While the Swedish study brings new data, it is inconsistent with other recent studies and suffers from similar flaws to many other studies reporting positive results
The Swedish study referred to in the question (full text available here as a pdf) is typical of many studies on the effect of mobile phone use. It uses case-control retrospective studies starting with the population of people observed to have gliomas in a particular area. It uses self-administered questionnaires on groups of diagnosed patients and on a "matching" group of non-sufferers selected to be demographically similar.
There are at least two key issues that affect the reliability of this sort of study. One is that the matching does not adequately eliminate some special characteristic of the group suffering cancer. The other is that questionnaires, especially when asking about behaviour a long time in the past, are unreliable and subject to recall bias especially in those patients seeking to blame something other than random chance for their condition. It is extremely hard to eliminate such bias and just as hard to estimate how big the bias might be. For relatively rare conditions the error bars are already large and the possibility of bias is also large.
So it is worth finding ways to test the resulting statistics for credibility in ways that avoid the particular potential sources of error. For example, what would we expect to see in a different population if the estimated effects were applied there? This has been done in a recent BMJ paper.
The BMJ paper built models of the expected rates of gliomas in the population of the USA using estimated effects based on the Swedish study and the Interphone study (which reported much lower risks than the Swedish study). They then compared the estimated incidence of gliomas to those predicted by various versions of the models (allowing for a variety of possible latency periods and so on.) Note, critically, there is no obvious trend in the population incidence of gliomas since before mobile phones became popular.

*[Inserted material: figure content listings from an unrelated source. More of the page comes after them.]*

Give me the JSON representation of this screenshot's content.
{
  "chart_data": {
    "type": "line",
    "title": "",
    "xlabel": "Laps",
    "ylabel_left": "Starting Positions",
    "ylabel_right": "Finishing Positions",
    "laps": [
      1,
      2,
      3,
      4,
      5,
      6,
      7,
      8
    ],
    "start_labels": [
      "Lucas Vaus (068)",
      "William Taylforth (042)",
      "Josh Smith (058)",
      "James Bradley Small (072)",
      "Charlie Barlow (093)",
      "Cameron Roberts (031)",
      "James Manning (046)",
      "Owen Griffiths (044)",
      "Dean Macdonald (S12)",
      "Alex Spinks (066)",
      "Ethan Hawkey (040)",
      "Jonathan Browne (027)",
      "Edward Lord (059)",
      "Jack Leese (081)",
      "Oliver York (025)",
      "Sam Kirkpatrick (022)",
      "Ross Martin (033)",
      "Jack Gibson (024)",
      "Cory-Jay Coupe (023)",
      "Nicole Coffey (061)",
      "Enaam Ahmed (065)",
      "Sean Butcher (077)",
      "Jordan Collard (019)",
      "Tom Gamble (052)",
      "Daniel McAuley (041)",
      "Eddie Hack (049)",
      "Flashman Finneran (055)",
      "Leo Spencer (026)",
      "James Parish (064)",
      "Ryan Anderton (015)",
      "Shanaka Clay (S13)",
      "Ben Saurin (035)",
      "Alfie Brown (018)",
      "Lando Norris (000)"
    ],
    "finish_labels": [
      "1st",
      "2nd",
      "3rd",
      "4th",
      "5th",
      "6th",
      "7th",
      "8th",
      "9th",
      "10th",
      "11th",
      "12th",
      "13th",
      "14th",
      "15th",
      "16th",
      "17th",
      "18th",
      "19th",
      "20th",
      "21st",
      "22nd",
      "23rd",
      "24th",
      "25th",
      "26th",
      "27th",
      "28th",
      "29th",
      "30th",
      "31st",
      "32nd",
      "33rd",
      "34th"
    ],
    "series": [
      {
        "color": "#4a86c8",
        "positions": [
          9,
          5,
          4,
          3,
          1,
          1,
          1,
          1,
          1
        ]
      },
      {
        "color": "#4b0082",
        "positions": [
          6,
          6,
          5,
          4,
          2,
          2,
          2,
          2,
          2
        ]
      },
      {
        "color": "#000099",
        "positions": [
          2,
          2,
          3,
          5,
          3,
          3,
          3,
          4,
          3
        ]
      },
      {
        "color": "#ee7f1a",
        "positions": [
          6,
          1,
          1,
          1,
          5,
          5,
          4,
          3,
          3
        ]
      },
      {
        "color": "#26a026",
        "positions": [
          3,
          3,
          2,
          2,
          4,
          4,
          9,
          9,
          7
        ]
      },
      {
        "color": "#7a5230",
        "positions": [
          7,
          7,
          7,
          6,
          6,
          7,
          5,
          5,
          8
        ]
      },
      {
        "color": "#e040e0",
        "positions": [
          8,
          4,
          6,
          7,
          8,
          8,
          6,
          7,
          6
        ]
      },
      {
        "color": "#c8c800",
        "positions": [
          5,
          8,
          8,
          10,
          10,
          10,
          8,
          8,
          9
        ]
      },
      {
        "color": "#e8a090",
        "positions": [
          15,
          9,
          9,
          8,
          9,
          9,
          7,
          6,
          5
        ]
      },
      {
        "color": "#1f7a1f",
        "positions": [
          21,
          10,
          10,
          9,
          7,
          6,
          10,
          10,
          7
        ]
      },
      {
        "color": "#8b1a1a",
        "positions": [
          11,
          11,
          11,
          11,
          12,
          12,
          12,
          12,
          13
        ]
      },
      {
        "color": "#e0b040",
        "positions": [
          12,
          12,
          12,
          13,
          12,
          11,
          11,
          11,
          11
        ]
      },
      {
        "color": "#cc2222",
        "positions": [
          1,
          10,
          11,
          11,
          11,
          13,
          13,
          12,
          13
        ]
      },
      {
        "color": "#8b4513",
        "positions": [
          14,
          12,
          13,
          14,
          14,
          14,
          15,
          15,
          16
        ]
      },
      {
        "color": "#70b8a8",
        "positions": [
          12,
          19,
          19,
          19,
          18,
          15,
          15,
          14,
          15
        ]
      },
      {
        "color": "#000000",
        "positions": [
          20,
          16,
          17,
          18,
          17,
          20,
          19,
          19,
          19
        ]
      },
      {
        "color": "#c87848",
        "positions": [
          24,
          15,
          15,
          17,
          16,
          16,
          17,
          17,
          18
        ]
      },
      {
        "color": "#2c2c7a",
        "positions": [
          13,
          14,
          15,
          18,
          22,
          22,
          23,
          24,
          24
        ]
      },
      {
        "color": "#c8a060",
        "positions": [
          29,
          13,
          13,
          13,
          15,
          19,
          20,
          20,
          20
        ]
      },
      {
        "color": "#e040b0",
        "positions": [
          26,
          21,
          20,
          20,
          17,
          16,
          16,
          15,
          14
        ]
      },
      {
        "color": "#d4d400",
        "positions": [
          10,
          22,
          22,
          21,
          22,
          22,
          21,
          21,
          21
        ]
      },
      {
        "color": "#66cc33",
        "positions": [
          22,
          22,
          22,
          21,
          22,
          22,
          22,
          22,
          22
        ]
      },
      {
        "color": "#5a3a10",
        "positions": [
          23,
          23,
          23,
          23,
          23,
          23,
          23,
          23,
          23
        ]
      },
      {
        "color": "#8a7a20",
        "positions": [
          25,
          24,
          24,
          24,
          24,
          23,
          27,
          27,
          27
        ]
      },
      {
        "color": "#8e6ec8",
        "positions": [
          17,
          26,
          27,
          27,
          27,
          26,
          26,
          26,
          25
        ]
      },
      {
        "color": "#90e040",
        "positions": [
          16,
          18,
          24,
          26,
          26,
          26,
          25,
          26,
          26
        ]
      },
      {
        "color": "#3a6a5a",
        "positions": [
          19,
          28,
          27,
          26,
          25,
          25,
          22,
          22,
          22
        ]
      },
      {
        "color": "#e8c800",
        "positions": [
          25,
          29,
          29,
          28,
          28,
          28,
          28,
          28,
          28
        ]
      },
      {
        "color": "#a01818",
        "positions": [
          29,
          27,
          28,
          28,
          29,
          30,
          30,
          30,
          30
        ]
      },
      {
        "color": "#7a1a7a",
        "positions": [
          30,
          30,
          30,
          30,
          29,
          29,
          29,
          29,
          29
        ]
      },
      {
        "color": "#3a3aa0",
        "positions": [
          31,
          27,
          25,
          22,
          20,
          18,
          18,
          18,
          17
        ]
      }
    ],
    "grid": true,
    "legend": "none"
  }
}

They conclude (my emphasis):
Age specific incidence rates of glioma remained generally constant in 1992-2008 (−0.02% change per year, 95% confidence interval −0.28% to 0.25%), a period coinciding with a substantial increase in mobile phone use from close to 0% to almost 100% of the US population. If phone use was associated with glioma risk, we expected glioma incidence rates to be higher than those observed, even with a latency period of 10 years and low relative risks (1.5). Based on relative risks of glioma by tumour latency and cumulative hours of phone use in the Swedish study, predicted rates should have been at least 40% higher than observed rates in 2008. However, predicted glioma rates based on the small proportion of highly exposed people in the Interphone study could be consistent with the observed data. Results remained valid if we used either non-regular users or low users of mobile phones as the baseline category, and if we constrained relative risks to be more than 1.
Raised risks of glioma with mobile phone use, as reported by one (Swedish) study forming the basis of the IARC’s re-evaluation of mobile phone exposure, are not consistent with observed incidence trends in US population data, although the US data could be consistent with the modest excess risks in the Interphone study.

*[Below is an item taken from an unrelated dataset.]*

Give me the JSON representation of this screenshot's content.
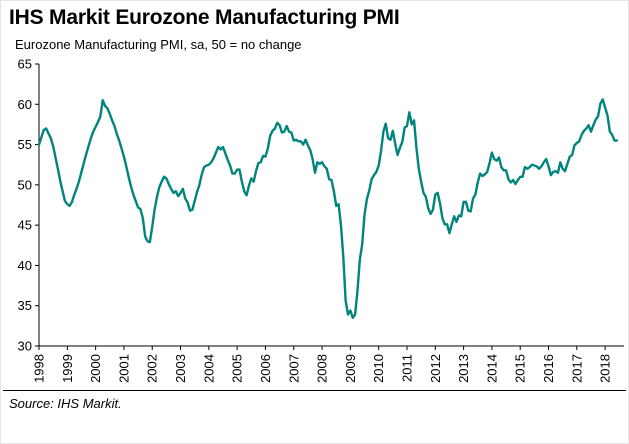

The meaning of their comment on the Interphone results is that the scale of the effect seen there is not large enough to be clearly seen in the whole US population. So even if it has avoided all the biases possible in these studies, the effect is so small as to be hard to confirm and probably not large enough to worry about.
So the overall conclusion is that while some studies produce estimates of significant (though small) effects, these are not consistent with the flat incidence of gliomas in large populations where mobile phone use has skyrocketed.